Well, I'm finally here. Two feet firmly planted in a fall routine. Happy Girl has gone back to school. (Yesterday was a lovely day and she is still excited to go back - YAY! I think this will last as long as she still has a "new" outfit to model. As long as this is her motivation, we should be good until September 30th.)
I never quite realized how much I rely on routines. I've been so mixed up lately and it's really affected me. I DESPISE being disorganized. I DESPISE how I feel when I forget something or when I make a (stupid) mistake. (versus an honest one) It's the same feeling I used to get when I would forget to do my homework. A little shame mixed with self loathing. While discussing this with some friends I realized that most people look at Summertime as a way to chuck those routines away for a while and just wing it. I suppose I've done some of that, but for the most part I still think we had a routine. It was adapted from the school routine of last year, but it was a goal. I think most days we met our goal and that's why I was calmer.
Since I've posted last, life has become completely insane. I was busy shuttling Happy Girl back and forth to Volleyball. Adjusting already established summer routines to accomodate a fall activity. Trying to fit her Piano Lesson in was hard. We spent one day (one WHOLE day) back to school shopping so that Happy Girl could shop for ALL her back to school looks. Coordinating this with various family members so that a favorite Auntie could join us and the princess could stay home. (or not completely at home, but away long enough for Mr. Happy to get his car detailing done.) Happy Girl has also been to a few "It's the end of summer and I have to have a party" type sleepovers. One lasted for two days. (This is extremely unusual for her since we don't allow her to do that ~She's WAY too bitchy afterwards) It seemed to be a time for bending some rules. The chores didn't get done and it didn't help that I also was sick a few days here and there.

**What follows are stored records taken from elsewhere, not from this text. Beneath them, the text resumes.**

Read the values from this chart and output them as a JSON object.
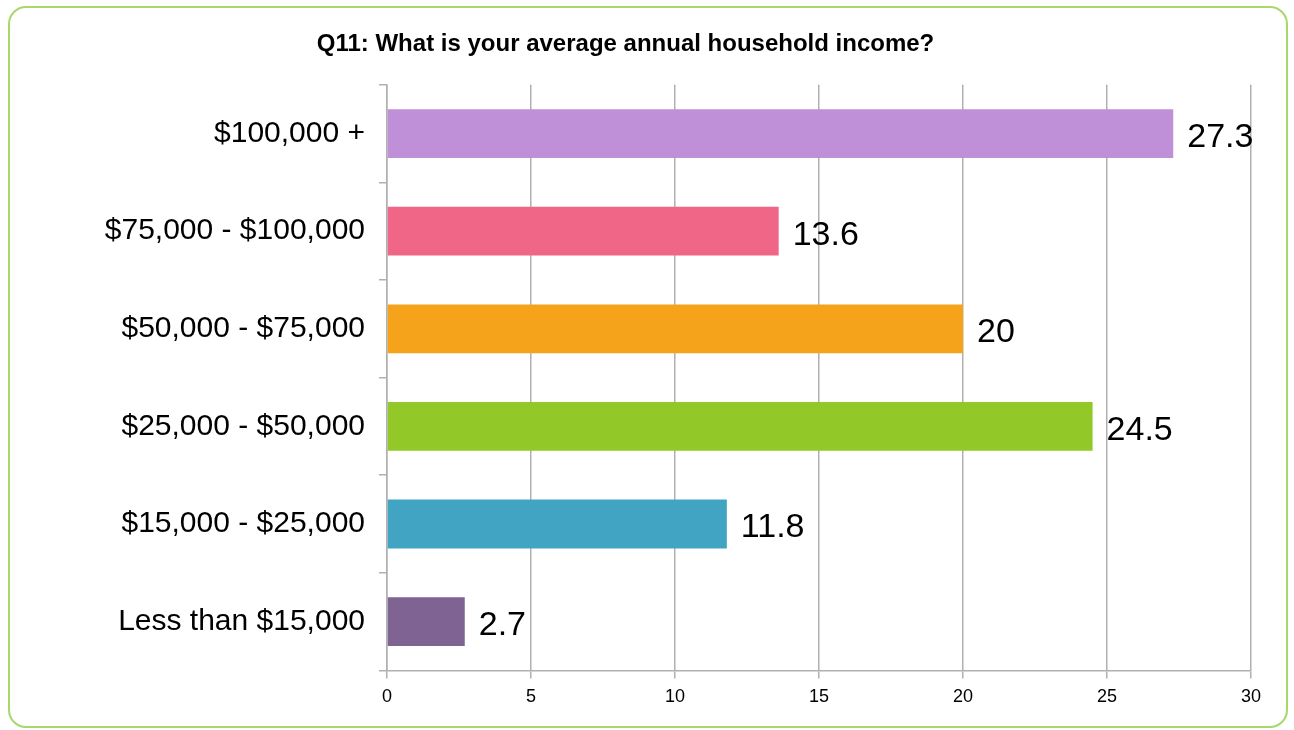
{
  "chart_data": {
    "type": "bar",
    "orientation": "horizontal",
    "title": "Q11: What is your average annual household income?",
    "categories": [
      "$100,000 +",
      "$75,000 - $100,000",
      "$50,000 - $75,000",
      "$25,000 - $50,000",
      "$15,000 - $25,000",
      "Less than $15,000"
    ],
    "values": [
      27.3,
      13.6,
      20,
      24.5,
      11.8,
      2.7
    ],
    "colors": [
      "#bf8fd8",
      "#f06687",
      "#f5a31a",
      "#92c928",
      "#41a4c3",
      "#7e6393"
    ],
    "xlim": [
      0,
      30
    ],
    "xticks": [
      0,
      5,
      10,
      15,
      20,
      25,
      30
    ],
    "grid": "x",
    "legend": false,
    "data_labels": true
  }
}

Also, the Princess has made a few friends this year. One of whom, temporarily lives a few houses down with his Aunt and Uncle. He's a cute kid, but he's always here. I really don't mind this except when I have to run the older girl around and then the younger decides that she'd really rather stay home and play. I feel bad making the princess schlepp along with us. Mr. Happy would rather I take the princess with me since he is perpetually catching up on sleep. (His sleep issues are a whole other post. Trust me when I say it's bad) Having a few kids run around home while I'm gone is not his favorite thing and he tends to just sit and wait it out. When I get home, I am under pressure to play catch up with all the stuff that wasn't done while I was gone. One of those things is dinner. Mom has to eat regularly and preferably at the same time each day because of her meds. (She doesn't enjoy this and doesn't make this easy to accomplish) Again, the whole feeling of forgotten my homework. This month we haven't been eating until late. (This goes for lunch and dinner) Finally, I chucked it and reassigned pills to the hours that we seem to get our meals in. 9:30 am, 1:30 - 2:00 pm, 7:30 dinner. There will be a snack sometime around 4:00 - 4:30 pm. Hopefully this will work with fall schedules. It sucks in a way because now we aren't eating dinner until almost bedtime. (well, at least the kids' bedtime. Mom, Mr. and I don't go to bed until almost 11 - 11:30) I guess we all just have to adjust. I have to keep reminding myself that if I have to do this all by myself then they are just going to have to adjust as well. I'm not super woman.
So now I am done with summer. It's been fun this year. I've been to some places I've never been before and back to some I haven't been to for a LONG time. Right now, I'm just going to take a few moments and just breath. The fall routine is here. It's still a little chaotic because of school, preschool, sports, piano, psr x2, and dance. But it's a little more organized than it has been.(I hope!)